A este propósito, evoca, sorridente, o episódio em que o seu professor de Educação Musical, que ouvira, ao passar certa vez diante da sua casa, o seu ensaio de flauta, elogiou o desempenho artístico da habitante daquela “quelhinha”, na tentativa de inspirar alguma harmonia sonora aos desafinados exercícios da turma.

Tendo sido uma adolescente muito faladora, nunca, nas suas palavras, esse comportamento lhe prejudicou os estudos, caracterizando-se, antes, como uma aluna “média alta”. Desses tempos de juventude reteve a memória das brincadeiras «de rapariga» durante os intervalos (claramente distintas das «brincadeiras de rapazes»…) e também da “penitência” imposta pelos dias chuvosos, em que, acoitados sob os cobertos, para se deslocarem, todos tinham forçosamente de percorrer um corredor humano movidos a «cachaços»…

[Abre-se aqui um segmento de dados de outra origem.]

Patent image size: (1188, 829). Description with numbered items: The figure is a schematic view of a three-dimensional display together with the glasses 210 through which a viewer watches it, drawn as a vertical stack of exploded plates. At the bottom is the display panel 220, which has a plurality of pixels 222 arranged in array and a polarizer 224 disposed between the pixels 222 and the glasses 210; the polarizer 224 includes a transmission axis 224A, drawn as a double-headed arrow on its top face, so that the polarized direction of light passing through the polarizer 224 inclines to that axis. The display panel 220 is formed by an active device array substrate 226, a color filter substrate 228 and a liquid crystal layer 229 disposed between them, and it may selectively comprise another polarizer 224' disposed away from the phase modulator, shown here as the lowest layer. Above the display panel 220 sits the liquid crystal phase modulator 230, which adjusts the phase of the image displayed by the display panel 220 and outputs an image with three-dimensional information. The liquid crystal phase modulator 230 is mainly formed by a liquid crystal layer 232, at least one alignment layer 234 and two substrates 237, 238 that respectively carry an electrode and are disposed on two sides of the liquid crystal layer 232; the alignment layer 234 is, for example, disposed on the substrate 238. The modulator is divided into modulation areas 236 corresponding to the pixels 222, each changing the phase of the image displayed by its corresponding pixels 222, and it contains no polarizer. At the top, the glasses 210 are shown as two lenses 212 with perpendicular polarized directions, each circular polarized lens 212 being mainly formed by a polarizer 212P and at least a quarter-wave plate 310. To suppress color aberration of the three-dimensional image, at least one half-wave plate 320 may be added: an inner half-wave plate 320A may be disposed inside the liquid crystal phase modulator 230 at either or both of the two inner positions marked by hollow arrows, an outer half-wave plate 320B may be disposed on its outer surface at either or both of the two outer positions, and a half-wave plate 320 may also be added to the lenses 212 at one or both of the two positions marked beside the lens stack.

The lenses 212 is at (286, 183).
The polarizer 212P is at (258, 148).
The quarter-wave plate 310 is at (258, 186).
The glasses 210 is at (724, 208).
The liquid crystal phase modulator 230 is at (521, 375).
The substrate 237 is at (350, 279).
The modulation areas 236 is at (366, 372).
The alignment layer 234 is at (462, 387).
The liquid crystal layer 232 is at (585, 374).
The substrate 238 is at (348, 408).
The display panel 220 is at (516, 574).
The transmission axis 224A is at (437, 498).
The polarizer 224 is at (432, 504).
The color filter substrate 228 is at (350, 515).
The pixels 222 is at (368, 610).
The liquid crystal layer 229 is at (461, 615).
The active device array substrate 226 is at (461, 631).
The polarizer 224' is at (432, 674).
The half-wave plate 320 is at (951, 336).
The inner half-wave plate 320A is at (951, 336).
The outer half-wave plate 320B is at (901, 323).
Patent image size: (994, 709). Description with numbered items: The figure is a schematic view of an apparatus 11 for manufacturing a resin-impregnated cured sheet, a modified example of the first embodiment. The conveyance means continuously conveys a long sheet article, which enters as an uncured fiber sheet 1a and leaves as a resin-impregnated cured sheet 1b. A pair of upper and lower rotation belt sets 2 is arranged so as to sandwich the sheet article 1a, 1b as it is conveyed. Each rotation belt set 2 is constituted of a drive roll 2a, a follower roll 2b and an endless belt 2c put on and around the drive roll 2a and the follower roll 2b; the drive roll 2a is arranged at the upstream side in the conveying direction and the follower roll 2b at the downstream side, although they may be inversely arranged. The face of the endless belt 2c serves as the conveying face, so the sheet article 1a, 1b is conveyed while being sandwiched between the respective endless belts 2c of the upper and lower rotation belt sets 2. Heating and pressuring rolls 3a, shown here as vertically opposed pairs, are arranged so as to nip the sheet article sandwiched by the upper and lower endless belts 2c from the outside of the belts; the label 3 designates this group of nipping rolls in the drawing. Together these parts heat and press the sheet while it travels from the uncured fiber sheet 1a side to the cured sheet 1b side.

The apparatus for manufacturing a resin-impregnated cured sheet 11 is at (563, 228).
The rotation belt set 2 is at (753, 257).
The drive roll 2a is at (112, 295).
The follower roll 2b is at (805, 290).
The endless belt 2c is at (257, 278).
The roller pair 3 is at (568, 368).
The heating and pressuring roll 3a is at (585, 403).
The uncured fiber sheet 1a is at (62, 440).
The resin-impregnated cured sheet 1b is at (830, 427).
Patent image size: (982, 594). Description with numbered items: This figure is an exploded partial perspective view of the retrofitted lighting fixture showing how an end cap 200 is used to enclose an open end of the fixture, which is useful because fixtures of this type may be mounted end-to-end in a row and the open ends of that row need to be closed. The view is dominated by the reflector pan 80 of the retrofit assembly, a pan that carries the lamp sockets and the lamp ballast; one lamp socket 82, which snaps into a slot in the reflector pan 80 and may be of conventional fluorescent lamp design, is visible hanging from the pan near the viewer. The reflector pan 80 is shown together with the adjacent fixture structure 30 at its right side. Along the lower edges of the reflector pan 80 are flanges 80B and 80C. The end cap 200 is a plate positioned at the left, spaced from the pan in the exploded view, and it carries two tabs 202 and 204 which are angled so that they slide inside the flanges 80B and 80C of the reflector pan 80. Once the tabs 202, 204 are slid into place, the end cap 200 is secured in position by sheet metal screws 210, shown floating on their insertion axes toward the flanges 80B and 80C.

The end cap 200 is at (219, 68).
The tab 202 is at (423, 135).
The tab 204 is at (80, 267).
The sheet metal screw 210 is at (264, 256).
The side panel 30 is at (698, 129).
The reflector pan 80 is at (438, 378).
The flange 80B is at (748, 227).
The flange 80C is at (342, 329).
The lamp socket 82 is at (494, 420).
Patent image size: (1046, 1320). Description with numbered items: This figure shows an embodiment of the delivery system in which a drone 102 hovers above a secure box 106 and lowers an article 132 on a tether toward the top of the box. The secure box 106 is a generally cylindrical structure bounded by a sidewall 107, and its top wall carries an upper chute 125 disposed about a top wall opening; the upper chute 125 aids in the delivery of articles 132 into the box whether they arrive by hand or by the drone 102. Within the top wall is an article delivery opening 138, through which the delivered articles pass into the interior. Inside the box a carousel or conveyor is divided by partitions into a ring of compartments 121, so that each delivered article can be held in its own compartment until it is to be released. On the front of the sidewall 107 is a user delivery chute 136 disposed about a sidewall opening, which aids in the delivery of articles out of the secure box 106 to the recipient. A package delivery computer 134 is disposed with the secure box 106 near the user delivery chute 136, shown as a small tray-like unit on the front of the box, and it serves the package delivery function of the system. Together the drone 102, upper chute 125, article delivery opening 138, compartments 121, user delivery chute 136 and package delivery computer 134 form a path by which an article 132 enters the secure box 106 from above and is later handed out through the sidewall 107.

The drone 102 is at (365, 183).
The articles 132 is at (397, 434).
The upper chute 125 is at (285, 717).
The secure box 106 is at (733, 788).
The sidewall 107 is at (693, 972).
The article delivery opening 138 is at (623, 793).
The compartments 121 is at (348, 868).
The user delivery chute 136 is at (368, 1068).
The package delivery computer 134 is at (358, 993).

Mas eram dias «intensos», passados a conversar animadamente com os colegas ou a discutir os grandes êxitos – televisivos, musicais, etc… – lançados na época, na esperança difusa de virem a ser os próximos agentes da cultura de massas. Lamenta, como o seu pai, que essa capacidade de estar com os outros se tenha perdido. Cada um “está com o seu telemóvel e ninguém conversa”.

Por fim, menciona que se sente aliviada diante do percurso do seu filho na escola, embora reconheça que haja aspetos a melhorar, mas que são fruto do meio em que esta se encontra envolvida.

Ouvir os depoimentos dos elementos desta família sobre a escola é compreender que, para além de ser uma instituição de transmissão e certificação de saberes académicos, esta foi e continua a ser, apesar das várias alterações introduzidas pela história, um foco de ricas experiências sociais e humanas que permitem a cada pessoa projetar uma hipótese de ser e de estar em sociedade.

Mais importante ainda, é como herança de afetos, que sobrevivem sob a forma de memórias transmissíveis, moldadas e iluminadas pelo tempo, que a sua influência se vai exercendo sobre os novos rostos a quem cabe alargar este edifício em construção contínua que é, também, a escola.

Assim sucedeu com Abel e Marta Neves e desejavelmente sucederá com Salvador Silva, três das vozes que atestam as várias vidas do agora Agrupamento de Escolas de Valbom e a saúde de uma organização que reclama para si a vontade de cimentar um forte espírito de pertença e de comunidade.